The stateless are not refugees under international law, though they can often become so. In the past fifty years, refugees have become the primary objects of both humanitarian concern and public anxiety, largely obscuring the issue of statelessness from world attention. But at least twelve million people spend their lives never leaving the places where they were born, and yet do not possess any of the rights of legal residency their fellow citizens do, including birth certificates or passports. The Rohingya of Myanmar, the Roma of the former Yugoslav Republic of Macedonia, the Karana in Madagascar, the Pemba and Makonde of Kenya – these are just some of the minorities that experience the full burden of living without papers, severely hampering access to education, legal employment, health care, the right to vote, the right to own a home, and freedom of movement. These are the modern-day equivalent of Joseph Roth’s ‘wandering Jews’, ‘condemned to rootlessness and unable to budge’. Meanwhile, the international organisations that once promised solidarity and the protection of the vulnerable beyond the boundaries of the state are increasingly powerless. In the past half century, the earlier hopes that international legal norms could be developed and strengthened to protect individuals against the power of the state are no longer realistic. Instead, in recent years we have witnessed an unprecedented hardening of borders and state powers for the poor and the disenfranchised, while the fantasy of a globalised borderless world remains the prerogative of the wealthy and the few.

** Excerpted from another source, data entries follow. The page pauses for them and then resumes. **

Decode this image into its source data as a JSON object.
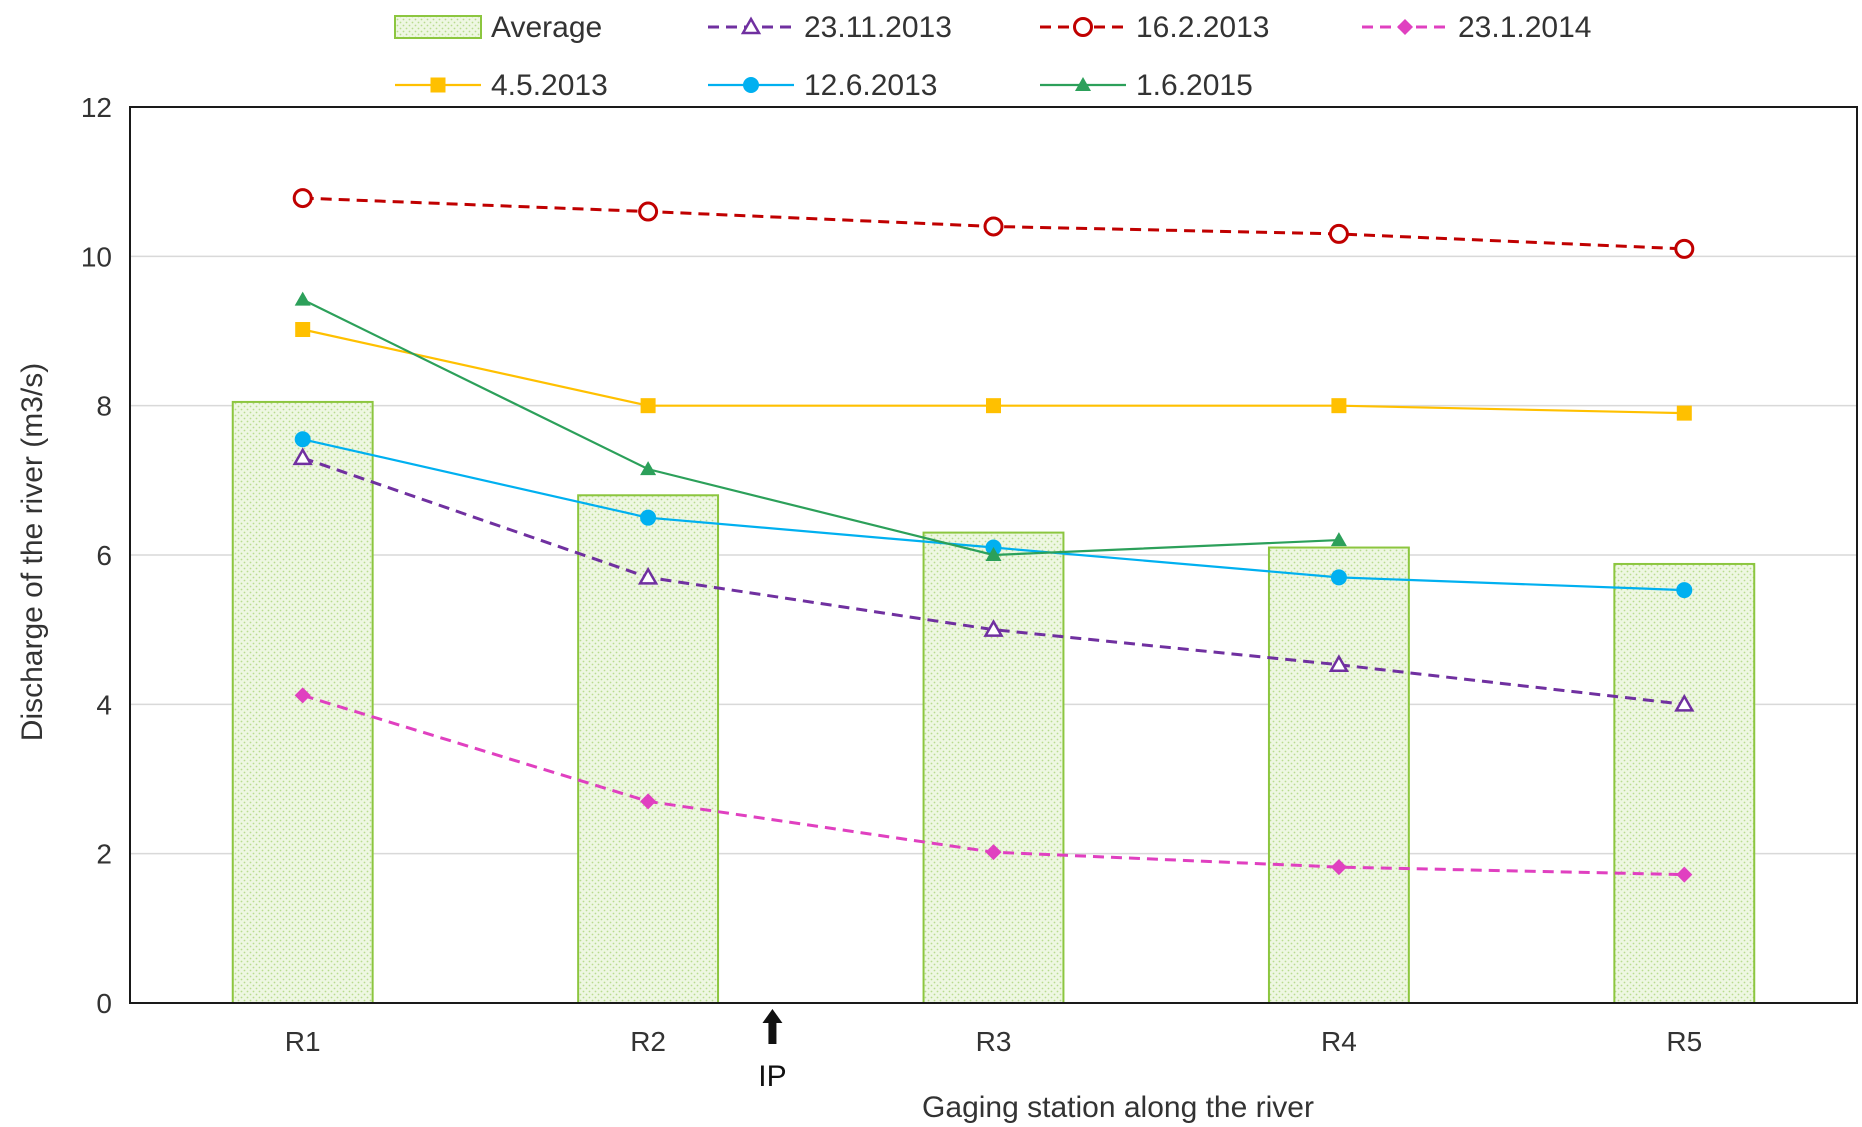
{
  "chart_data": {
    "type": "bar",
    "categories": [
      "R1",
      "R2",
      "R3",
      "R4",
      "R5"
    ],
    "xlabel": "Gaging station along the river",
    "ylabel": "Discharge of the river (m3/s)",
    "ylim": [
      0,
      12
    ],
    "yticks": [
      0,
      2,
      4,
      6,
      8,
      10,
      12
    ],
    "grid": "horizontal",
    "legend_position": "top",
    "bar_series": {
      "name": "Average",
      "values": [
        8.05,
        6.8,
        6.3,
        6.1,
        5.88
      ],
      "fill": "#eaf5dc",
      "stroke": "#8cc63f"
    },
    "line_series": [
      {
        "name": "23.11.2013",
        "values": [
          7.3,
          5.7,
          5.0,
          4.53,
          4.0
        ],
        "color": "#7030a0",
        "dash": true,
        "marker": "triangle-open"
      },
      {
        "name": "16.2.2013",
        "values": [
          10.78,
          10.6,
          10.4,
          10.3,
          10.1
        ],
        "color": "#c00000",
        "dash": true,
        "marker": "circle-open"
      },
      {
        "name": "23.1.2014",
        "values": [
          4.12,
          2.7,
          2.02,
          1.82,
          1.72
        ],
        "color": "#e040c0",
        "dash": true,
        "marker": "diamond"
      },
      {
        "name": "4.5.2013",
        "values": [
          9.02,
          8.0,
          8.0,
          8.0,
          7.9
        ],
        "color": "#ffc000",
        "dash": false,
        "marker": "square"
      },
      {
        "name": "12.6.2013",
        "values": [
          7.55,
          6.5,
          6.1,
          5.7,
          5.53
        ],
        "color": "#00b0f0",
        "dash": false,
        "marker": "circle"
      },
      {
        "name": "1.6.2015",
        "values": [
          9.42,
          7.15,
          6.0,
          6.2,
          null
        ],
        "color": "#2ca05a",
        "dash": false,
        "marker": "triangle"
      }
    ],
    "annotation": {
      "text": "IP",
      "position_between": [
        "R2",
        "R3"
      ],
      "fraction": 0.36
    }
  }
}
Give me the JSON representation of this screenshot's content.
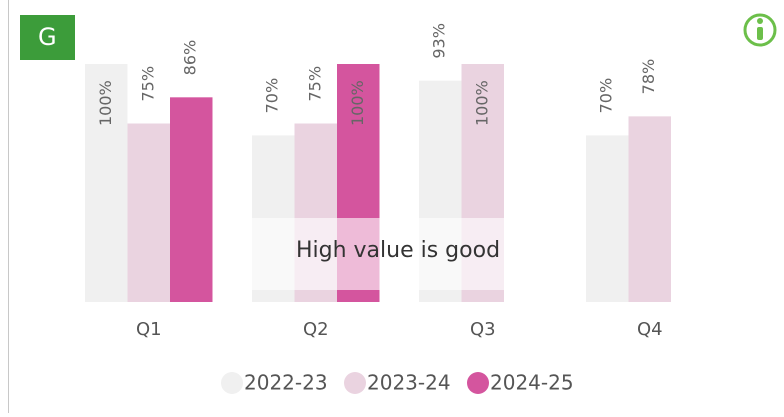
{
  "badge": "G",
  "chart_data": {
    "type": "bar",
    "annotation": "High value is good",
    "categories": [
      "Q1",
      "Q2",
      "Q3",
      "Q4"
    ],
    "ylim": [
      0,
      100
    ],
    "legend": "bottom",
    "series": [
      {
        "name": "2022-23",
        "color": "#f0f0f0",
        "values": [
          100,
          70,
          93,
          70
        ],
        "value_labels": [
          "100%",
          "70%",
          "93%",
          "70%"
        ]
      },
      {
        "name": "2023-24",
        "color": "#ead3e0",
        "values": [
          75,
          75,
          100,
          78
        ],
        "value_labels": [
          "75%",
          "75%",
          "100%",
          "78%"
        ]
      },
      {
        "name": "2024-25",
        "color": "#d4559e",
        "values": [
          86,
          100,
          null,
          null
        ],
        "value_labels": [
          "86%",
          "100%",
          null,
          null
        ]
      }
    ]
  }
}
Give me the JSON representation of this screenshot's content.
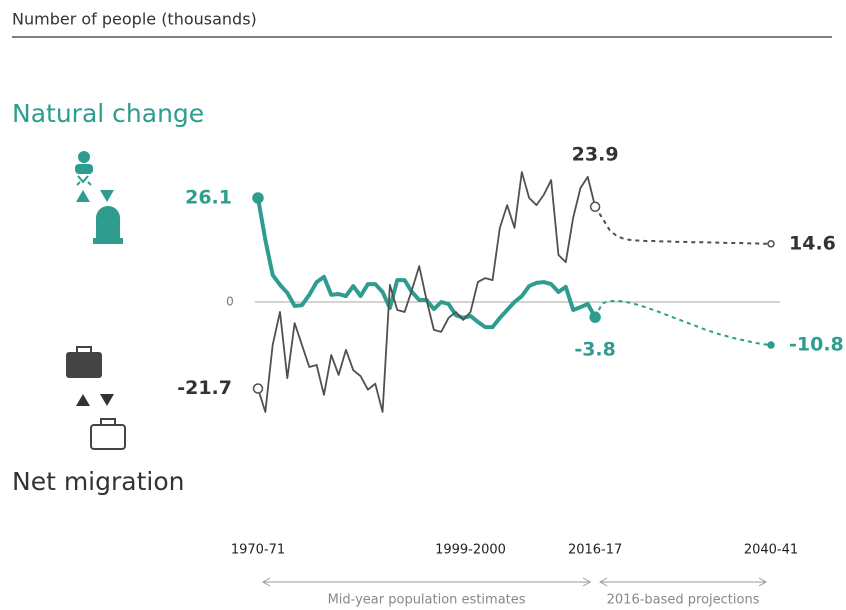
{
  "chart_data": {
    "type": "line",
    "title": "Number of people (thousands)",
    "categories": [
      "1970-71",
      null,
      null,
      null,
      null,
      null,
      null,
      null,
      null,
      null,
      null,
      null,
      null,
      null,
      null,
      null,
      null,
      null,
      null,
      null,
      null,
      null,
      null,
      null,
      null,
      null,
      null,
      null,
      null,
      "1999-2000",
      null,
      null,
      null,
      null,
      null,
      null,
      null,
      null,
      null,
      null,
      null,
      null,
      null,
      null,
      null,
      null,
      "2016-17",
      null,
      null,
      null,
      null,
      null,
      null,
      null,
      null,
      null,
      null,
      null,
      null,
      null,
      null,
      null,
      null,
      null,
      null,
      null,
      null,
      null,
      null,
      null,
      "2040-41"
    ],
    "series": [
      {
        "name": "Natural change",
        "color": "#2e9c8e",
        "values": [
          26.1,
          15.6,
          6.8,
          4.3,
          2.3,
          -1.0,
          -0.8,
          1.8,
          5.0,
          6.3,
          1.8,
          2.0,
          1.5,
          4.0,
          1.5,
          4.5,
          4.5,
          2.5,
          -1.5,
          5.5,
          5.5,
          2.5,
          0.5,
          0.5,
          -1.8,
          0,
          -0.5,
          -3.3,
          -4.0,
          -3.5,
          -5.0,
          -6.3,
          -6.3,
          -4.0,
          -2.0,
          0,
          1.5,
          4.0,
          4.8,
          5.0,
          4.5,
          2.5,
          3.8,
          -2.0,
          -1.3,
          -0.5,
          -3.8,
          -0.3,
          0.2,
          0.3,
          0.1,
          -0.3,
          -0.8,
          -1.4,
          -2.0,
          -2.7,
          -3.4,
          -4.1,
          -4.8,
          -5.5,
          -6.2,
          -6.9,
          -7.5,
          -8.1,
          -8.6,
          -9.1,
          -9.5,
          -9.9,
          -10.3,
          -10.6,
          -10.8
        ]
      },
      {
        "name": "Net migration",
        "color": "#505050",
        "values": [
          -21.7,
          -27.6,
          -10.8,
          -2.5,
          -19.1,
          -5.3,
          -10.8,
          -16.3,
          -15.8,
          -23.3,
          -13.3,
          -18.3,
          -12.0,
          -17.1,
          -18.6,
          -22.0,
          -20.5,
          -27.6,
          4.3,
          -2.0,
          -2.5,
          3.0,
          9.0,
          0.5,
          -7.0,
          -7.5,
          -4.0,
          -2.5,
          -4.5,
          -2.5,
          5.0,
          6.0,
          5.5,
          18.6,
          24.3,
          18.6,
          32.6,
          26.1,
          24.3,
          26.9,
          30.6,
          11.8,
          10.0,
          21.1,
          28.6,
          31.4,
          23.9,
          21.0,
          18.0,
          16.5,
          15.8,
          15.5,
          15.4,
          15.3,
          15.3,
          15.2,
          15.2,
          15.1,
          15.1,
          15.0,
          15.0,
          15.0,
          14.9,
          14.9,
          14.8,
          14.8,
          14.8,
          14.7,
          14.7,
          14.6,
          14.6
        ]
      }
    ],
    "ylim": [
      -35,
      35
    ],
    "yticks": [
      0
    ],
    "annotations": [
      {
        "text": "Mid-year population estimates",
        "from": "1970-71",
        "to": "2016-17"
      },
      {
        "text": "2016-based projections",
        "from": "2016-17",
        "to": "2040-41"
      }
    ]
  }
}
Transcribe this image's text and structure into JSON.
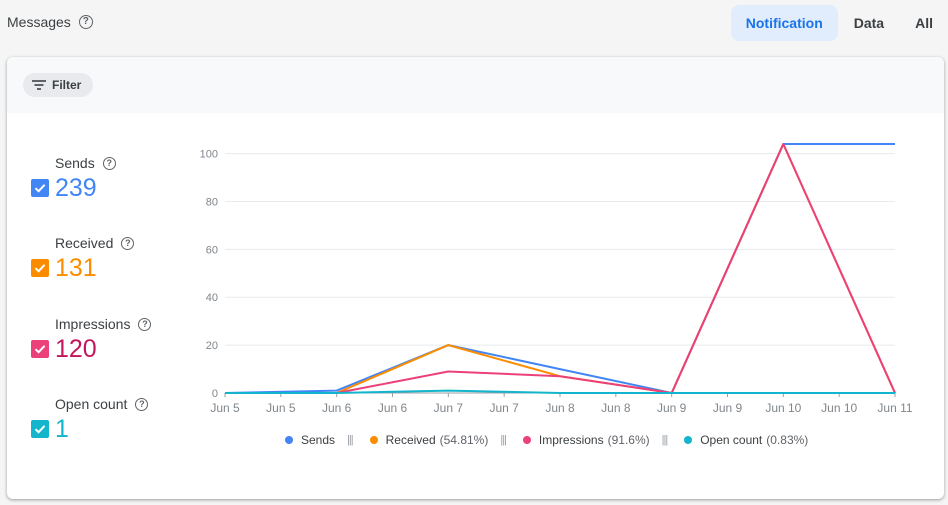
{
  "header": {
    "title": "Messages",
    "help_glyph": "?",
    "tabs": [
      {
        "label": "Notification",
        "active": true
      },
      {
        "label": "Data",
        "active": false
      },
      {
        "label": "All",
        "active": false
      }
    ]
  },
  "card": {
    "filter_label": "Filter"
  },
  "metrics": [
    {
      "label": "Sends",
      "value": "239",
      "color": "#4285f4",
      "value_color": "#4285f4"
    },
    {
      "label": "Received",
      "value": "131",
      "color": "#fb8c00",
      "value_color": "#fb8c00"
    },
    {
      "label": "Impressions",
      "value": "120",
      "color": "#ec407a",
      "value_color": "#c2185b"
    },
    {
      "label": "Open count",
      "value": "1",
      "color": "#12b5cb",
      "value_color": "#12b5cb"
    }
  ],
  "legend": [
    {
      "name": "Sends",
      "pct": "",
      "color": "#4285f4"
    },
    {
      "name": "Received",
      "pct": "(54.81%)",
      "color": "#fb8c00"
    },
    {
      "name": "Impressions",
      "pct": "(91.6%)",
      "color": "#ec407a"
    },
    {
      "name": "Open count",
      "pct": "(0.83%)",
      "color": "#12b5cb"
    }
  ],
  "legend_separator": "|||",
  "chart_data": {
    "type": "line",
    "x": [
      0,
      1,
      2,
      3,
      4,
      5,
      6
    ],
    "x_tick_labels": [
      "Jun 5",
      "Jun 5",
      "Jun 6",
      "Jun 6",
      "Jun 7",
      "Jun 7",
      "Jun 8",
      "Jun 8",
      "Jun 9",
      "Jun 9",
      "Jun 10",
      "Jun 10",
      "Jun 11"
    ],
    "y_ticks": [
      0,
      20,
      40,
      60,
      80,
      100
    ],
    "ylim": [
      0,
      104
    ],
    "grid": true,
    "legend_position": "bottom",
    "series": [
      {
        "name": "Sends",
        "color": "#4285f4",
        "points": [
          [
            0,
            0
          ],
          [
            1,
            1
          ],
          [
            2,
            20
          ],
          [
            3,
            10
          ],
          [
            4,
            0
          ],
          [
            5,
            104
          ],
          [
            6,
            104
          ]
        ]
      },
      {
        "name": "Received",
        "color": "#fb8c00",
        "points": [
          [
            0,
            0
          ],
          [
            1,
            0
          ],
          [
            2,
            20
          ],
          [
            3,
            7
          ],
          [
            4,
            0
          ],
          [
            5,
            104
          ],
          [
            6,
            0
          ]
        ]
      },
      {
        "name": "Impressions",
        "color": "#ec407a",
        "points": [
          [
            0,
            0
          ],
          [
            1,
            0
          ],
          [
            2,
            9
          ],
          [
            3,
            7
          ],
          [
            4,
            0
          ],
          [
            5,
            104
          ],
          [
            6,
            0
          ]
        ]
      },
      {
        "name": "Open count",
        "color": "#12b5cb",
        "points": [
          [
            0,
            0
          ],
          [
            1,
            0
          ],
          [
            2,
            1
          ],
          [
            3,
            0
          ],
          [
            4,
            0
          ],
          [
            5,
            0
          ],
          [
            6,
            0
          ]
        ]
      }
    ]
  }
}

This is not a book about the experience of statelessness – that would be another book. Statelessness concerns the ways in which international lawyers and political scientists have responded to the modern phenomenon of exclusion and displacement that characterised much of the twentieth century and that forced new ways of thinking about the role of borders and boundaries of membership. Now we face a new challenge, as the climate crisis deepens and a global pandemic tests the resilience of national governments and the capacity of the international community to contain or respond to them. Perhaps optimistically, Siegelberg ends her book on a note of hope. If we wish to remain a ‘world of states’, we need a new vocabulary and framework of ideas to comprehend and manage these challenges, rather than relying on the doctrines and institutions that were created by intellectuals of a different era for a different time.